The standard DPO objective is used, with training conducted on the preference pairs from PSCB. Explanations are generated via temperature sampling (\(p=0.9\), \(T=0.7\)), with 5 explanations per decision; the best and worst are selected to form preference pairs.

Key Experimental Results

Main Results

Model Dataset CC-Sp (Before) CC-Sp (After DPO) Accuracy Change
LLaMA3.1-8B ECQA 18.47 (mean) Significant gain No degradation
LLaMA3.2-3B ECQA 9.75 (mean) Significant gain No degradation

Ablation Study

Configuration Key Metric Note
DPO vs. SFT DPO significantly outperforms SFT SFT fails to learn attribution preferences
LIME vs. LIG Gains do not transfer across methods Different attribution methods capture different dimensions
Cross-domain generalization Effective Improvements from ECQA training generalize to ARC, etc.
Correct vs. incorrect answers Orthogonal Self-consistency is largely independent of accuracy

Key Findings

  • Self-consistency and accuracy are largely orthogonal — inconsistently explained answers may still be correct, and consistent ones may be wrong.
  • Spearman rank correlation demonstrates significantly stronger discriminative power than cosine similarity.
  • Self-consistency gains from DPO optimization generalize across domains but not across attribution methods.
  • Different attribution methods (LIME vs. LIG) capture fundamentally distinct notions of input relevance.

Highlights & Insights

  • The finding that "self-consistency and accuracy are orthogonal" is significant — accurate models do not necessarily produce faithful explanations.
  • The paper reveals a practical tension: DPO can improve LIME-based consistency without improving LIG-based consistency, indicating that "faithful explanation" is itself a multi-dimensional concept.
  • PSCB as a large-scale resource holds long-term value for the interpretability community.

Limitations & Future Work

  • Evaluation is limited to multiple-choice QA; applicability to open-ended generation tasks remains unknown.
  • Both LIME and LIG have inherent limitations; more advanced attribution methods may yield different conclusions.
  • Self-consistency remains a proxy for faithfulness and does not equate to true interpretability of the decision process.
  • Future work may extend to larger models and broader task types.
  • vs. CC-SHAP: Scales evaluation from 100 samples to 85K and, for the first time, demonstrates an improvement methodology.
  • vs. Counterfactual Intervention Methods: Replaces expensive counterfactual testing with attribution vector comparison, substantially reducing cost.
  • vs.
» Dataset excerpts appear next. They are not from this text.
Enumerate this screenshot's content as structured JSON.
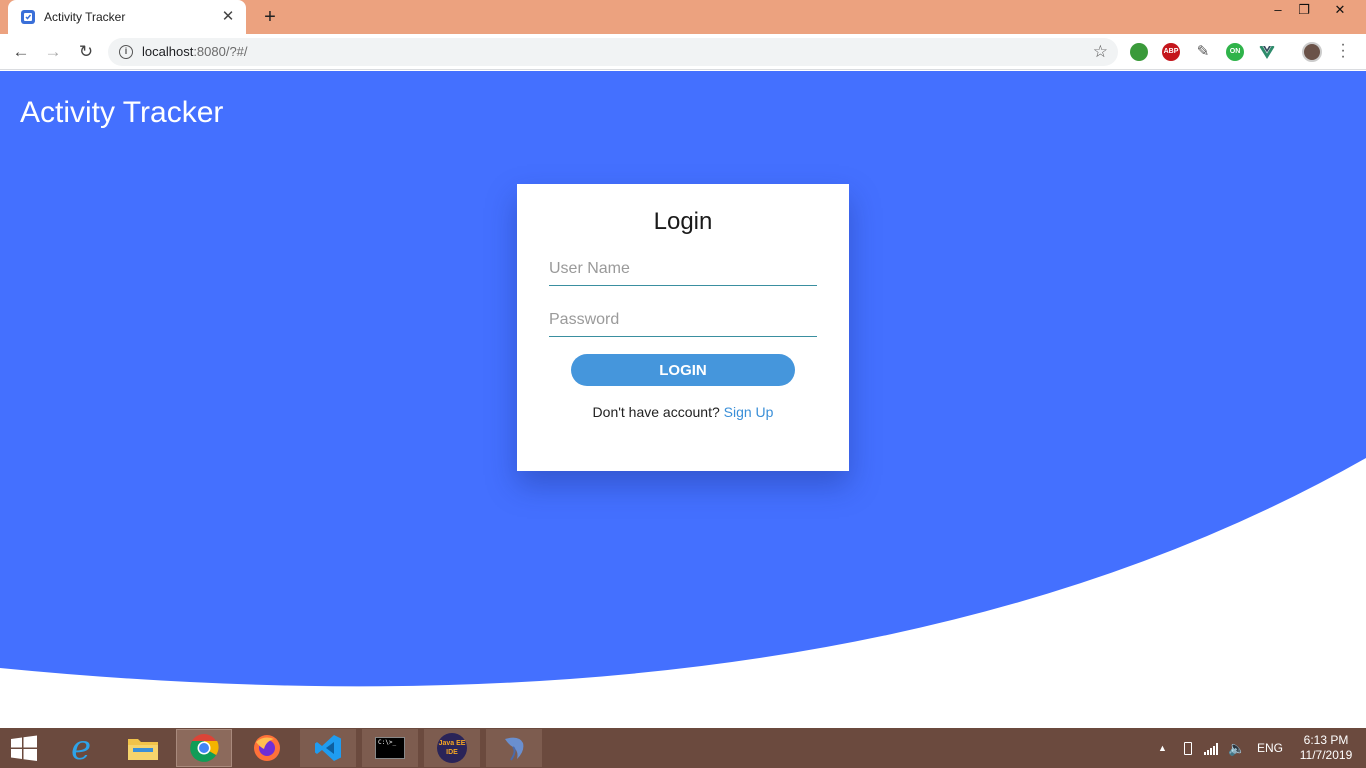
{
  "browser": {
    "tab_title": "Activity Tracker",
    "new_tab_label": "+",
    "url_host": "localhost",
    "url_rest": ":8080/?#/",
    "window_controls": {
      "minimize": "–",
      "restore": "❐",
      "close": "✕"
    },
    "extensions": [
      {
        "name": "globe-extension-icon",
        "label": "",
        "color": "#3a9a3a"
      },
      {
        "name": "adblock-extension-icon",
        "label": "ABP",
        "color": "#c4161c"
      },
      {
        "name": "eyedropper-extension-icon",
        "label": "",
        "color": "#555555"
      },
      {
        "name": "on-extension-icon",
        "label": "ON",
        "color": "#2fb34a"
      },
      {
        "name": "vue-devtools-extension-icon",
        "label": "",
        "color": "#2e8b6b"
      }
    ]
  },
  "page": {
    "app_title": "Activity Tracker",
    "accent_color": "#4470ff",
    "login": {
      "title": "Login",
      "username_placeholder": "User Name",
      "password_placeholder": "Password",
      "button_label": "LOGIN",
      "signup_prompt": "Don't have account? ",
      "signup_link": "Sign Up"
    }
  },
  "taskbar": {
    "apps": [
      {
        "name": "internet-explorer-icon",
        "glyph": "e"
      },
      {
        "name": "file-explorer-icon",
        "glyph": ""
      },
      {
        "name": "chrome-icon",
        "glyph": ""
      },
      {
        "name": "firefox-icon",
        "glyph": ""
      },
      {
        "name": "vscode-icon",
        "glyph": ""
      },
      {
        "name": "command-prompt-icon",
        "glyph": "C:\\>_"
      },
      {
        "name": "java-ee-ide-icon",
        "glyph": "Java EE IDE"
      },
      {
        "name": "mysql-workbench-icon",
        "glyph": ""
      }
    ],
    "language": "ENG",
    "time": "6:13 PM",
    "date": "11/7/2019"
  }
}
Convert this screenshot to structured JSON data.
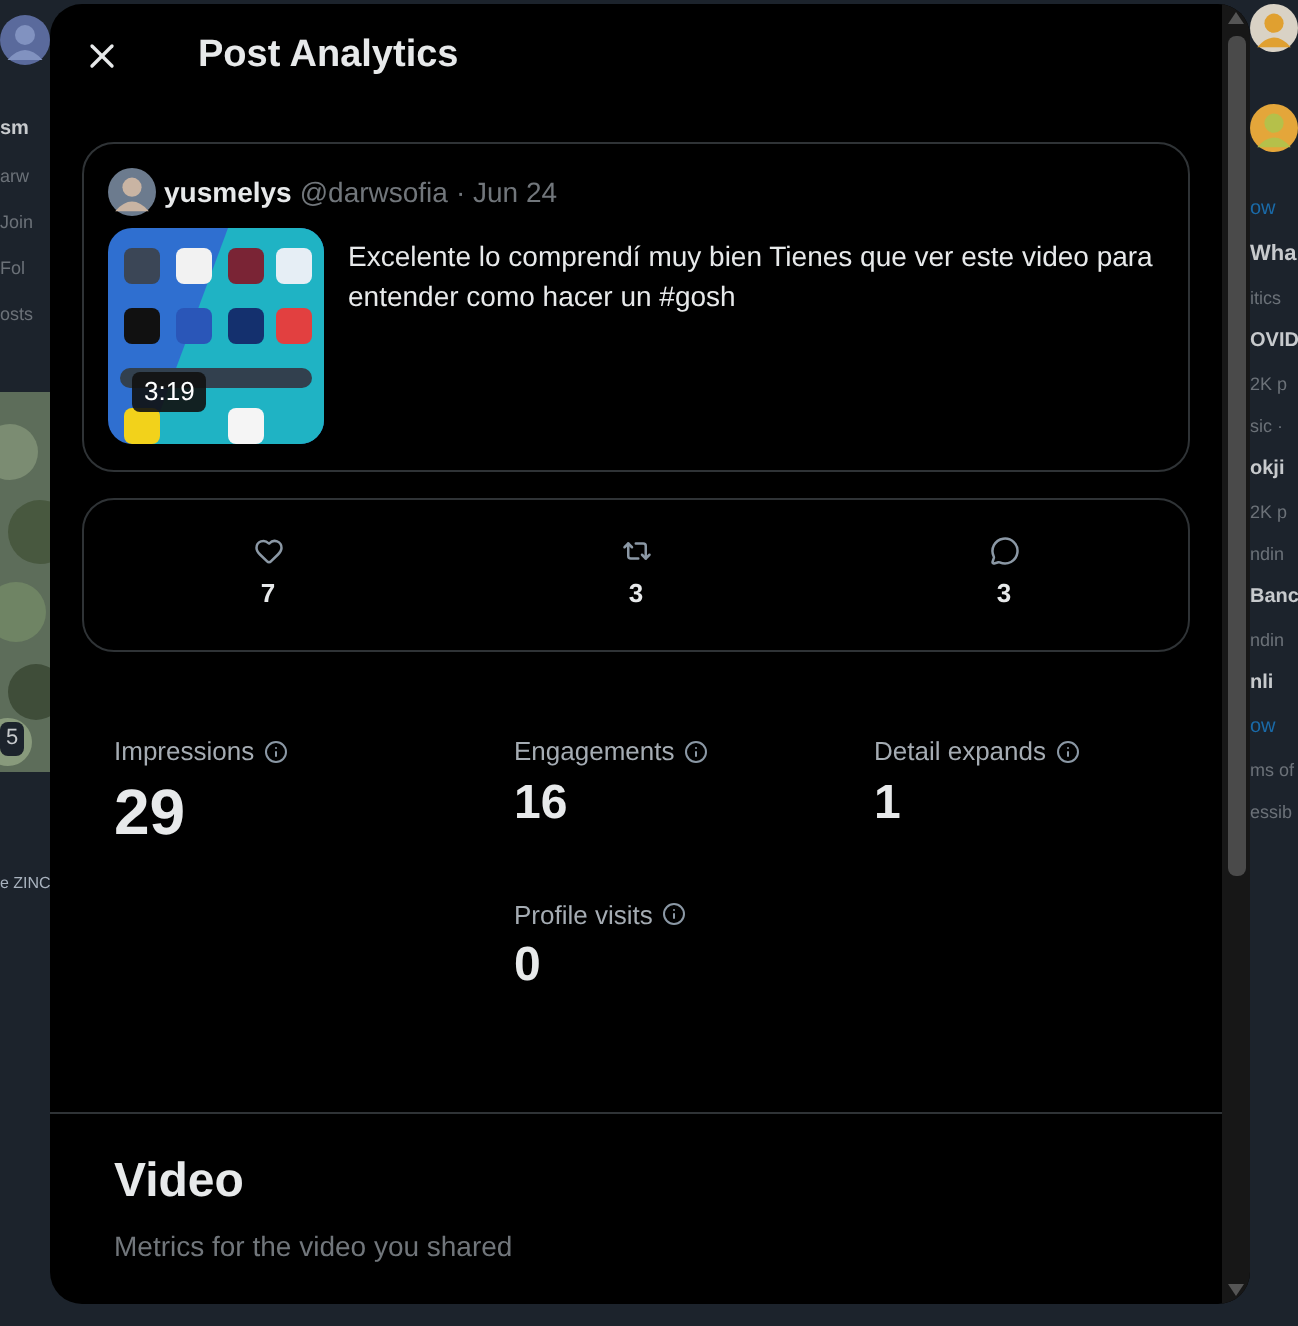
{
  "background": {
    "left_fragments": [
      {
        "text": "sm",
        "kind": "bold"
      },
      {
        "text": "arw",
        "kind": "muted"
      },
      {
        "text": "Join",
        "kind": "muted"
      },
      {
        "text": "Fol",
        "kind": "muted"
      },
      {
        "text": "osts",
        "kind": "muted"
      }
    ],
    "left_badge": "5",
    "left_caption": "e ZINC",
    "right_fragments": [
      {
        "text": "ow",
        "kind": "link"
      },
      {
        "text": "Wha",
        "kind": "heading"
      },
      {
        "text": "itics",
        "kind": "muted"
      },
      {
        "text": "OVID",
        "kind": "bold"
      },
      {
        "text": "2K p",
        "kind": "muted"
      },
      {
        "text": "sic ·",
        "kind": "muted"
      },
      {
        "text": "okji",
        "kind": "bold"
      },
      {
        "text": "2K p",
        "kind": "muted"
      },
      {
        "text": "ndin",
        "kind": "muted"
      },
      {
        "text": "Banc",
        "kind": "bold"
      },
      {
        "text": "ndin",
        "kind": "muted"
      },
      {
        "text": "nli",
        "kind": "bold"
      },
      {
        "text": "ow",
        "kind": "link"
      },
      {
        "text": "ms of",
        "kind": "muted"
      },
      {
        "text": "essib",
        "kind": "muted"
      }
    ]
  },
  "modal": {
    "title": "Post Analytics",
    "post": {
      "name": "yusmelys",
      "handle": "@darwsofia",
      "date": "· Jun 24",
      "duration": "3:19",
      "text": "Excelente lo comprendí muy bien Tienes que ver este video para entender como hacer un #gosh"
    },
    "engagement": [
      {
        "kind": "like",
        "count": "7"
      },
      {
        "kind": "repost",
        "count": "3"
      },
      {
        "kind": "reply",
        "count": "3"
      }
    ],
    "metrics": [
      {
        "label": "Impressions",
        "value": "29",
        "emphasized": true
      },
      {
        "label": "Engagements",
        "value": "16",
        "emphasized": false
      },
      {
        "label": "Detail expands",
        "value": "1",
        "emphasized": false
      },
      {
        "label": "Profile visits",
        "value": "0",
        "emphasized": false
      }
    ],
    "section": {
      "title": "Video",
      "subtitle": "Metrics for the video you shared"
    }
  }
}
RLHF: Extends preference learning from "human preferences" to "attribution consistency preferences," representing a new dimension of alignment.

Rating

  • Novelty: ⭐⭐⭐⭐⭐ Attribution-preference DPO optimization is an entirely new direction.
  • Experimental Thoroughness: ⭐⭐⭐⭐ Large-scale benchmark, cross-domain generalization, DPO vs. SFT comparison.
  • Writing Quality: ⭐⭐⭐⭐ Formally rigorous with clear experimental design.
  • Value: ⭐⭐⭐⭐⭐ Far-reaching implications for LLM interpretability and trustworthy AI.